100% in your browser. Nothing you type ever leaves this page.
JSON-LD schema audit lab
Paste a URL or some markup. It pulls the JSON-LD, parses each block, then walks the graph nodes and the nested types so you can actually see what is in there. You also get a property coverage read for the usual schema patterns. Honestly the part I lean on most is the plain report you can skim before any of this hits a production template.
URL extraction reads the JSON-LD script blocks. Paste mode? That is for drafts, raw plugin output, a lone snippet you are testing, or any page that just refuses a browser fetch.
Valid JSON is only the first schema check
A schema markup validator should do more than tell you the JSON parses. Here is the thing nobody tells you. A block can parse clean and still be junk structured data. Wrong type. Or it skips the one property that actually explains the entity. Sometimes it marks up stuff a visitor never sees on the page, which is its own kind of problem. And sometimes the graph is just a mess of identifiers and nested objects that nobody will want to maintain six months from now. So a validator that is worth your time, I think, has to show you the syntax and the graph shape at once, plus the content coverage that everyone forgets about.
So the tool reads JSON-LD from public HTML or from whatever you paste. It lists each block, walks the arrays and the @graph nodes, notes the nested @type values, and looks over the usual schema families: Article, FAQPage, BreadcrumbList, Product, SoftwareApplication, Organization, WebSite, WebPage. The checks stay readable on purpose. They are a second pair of eyes. Not a stand-in for Google's feature docs or the Schema.org vocabulary, and you should not treat them that way.
What to review before publishing structured data
- Syntax: every block should parse, no hidden copy-paste damage sneaking in.
- Type fit: the type should match the page and entity a visitor actually sees.
- Coverage: fields like headline, itemListElement, acceptedAnswer, publisher. These have a way of quietly vanishing from a template, and you only notice later.
- Graph shape: the
@idreferences and nested nodes should still make sense once you reuse them site-wide. - Policy fit: do not promise content or reviews the visitor cannot find.
A practical schema workflow
- Pull the live URL right after a WordPress or SEO plugin change. Theme edits too. That is usually where things break.
- Open the graph node table. Check that the main page entities are actually there.
- Read the property coverage tab for whichever page type you care about.
- Paste a draft snippet if you want to test markup before it lands in the template.
- And when real eligibility or vocabulary validation matters, go run the official rich-result or Schema.org tools.
Frequently asked questions
Does valid schema guarantee a rich result?
No. Valid markup that meets the current requirements can make a page eligible, sure. Whether the feature actually shows up is a different call, and that one sits with the search systems and their own feature rules. Eligible is not the same as displayed.
Why does this tool focus on JSON-LD?
Because that is what most modern CMS and SEO plugins spit out, and you can inspect it without tangling annotations into your visible HTML. Microdata and RDFa are still around, I know. They just sit outside this audit, which is JSON-LD only.
Should every page use as many schema types as possible?

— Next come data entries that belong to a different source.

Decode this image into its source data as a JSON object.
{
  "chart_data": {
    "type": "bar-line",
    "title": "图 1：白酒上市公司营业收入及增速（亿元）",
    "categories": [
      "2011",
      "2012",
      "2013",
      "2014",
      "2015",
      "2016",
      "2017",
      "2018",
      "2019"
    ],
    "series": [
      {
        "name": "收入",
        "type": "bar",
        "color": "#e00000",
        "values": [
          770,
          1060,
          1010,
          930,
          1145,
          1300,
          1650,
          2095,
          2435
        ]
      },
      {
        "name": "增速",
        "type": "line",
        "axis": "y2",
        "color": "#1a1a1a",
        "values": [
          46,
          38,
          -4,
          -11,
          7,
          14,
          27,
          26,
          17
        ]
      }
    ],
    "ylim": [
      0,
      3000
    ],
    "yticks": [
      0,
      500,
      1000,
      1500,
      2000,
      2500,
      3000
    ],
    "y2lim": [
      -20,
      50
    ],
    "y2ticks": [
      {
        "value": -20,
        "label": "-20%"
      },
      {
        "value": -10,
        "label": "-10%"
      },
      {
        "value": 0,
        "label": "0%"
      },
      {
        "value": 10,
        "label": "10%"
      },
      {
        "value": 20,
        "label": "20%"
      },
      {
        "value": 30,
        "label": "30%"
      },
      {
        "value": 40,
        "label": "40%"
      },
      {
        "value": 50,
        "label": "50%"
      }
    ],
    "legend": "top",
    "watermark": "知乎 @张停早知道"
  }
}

No, and honestly that instinct backfires. A small graph that describes the page accurately is far easier to live with than a bloated one you stuffed full of types just to chase features.
When should I still run the official validators?
Whenever real eligibility or vocabulary accuracy matters. This tool is a fast second pair of eyes on syntax, graph shape and property coverage. For a feature decision, paste your markup into the Google Rich Results Test and check the Schema.org validator against the live requirements.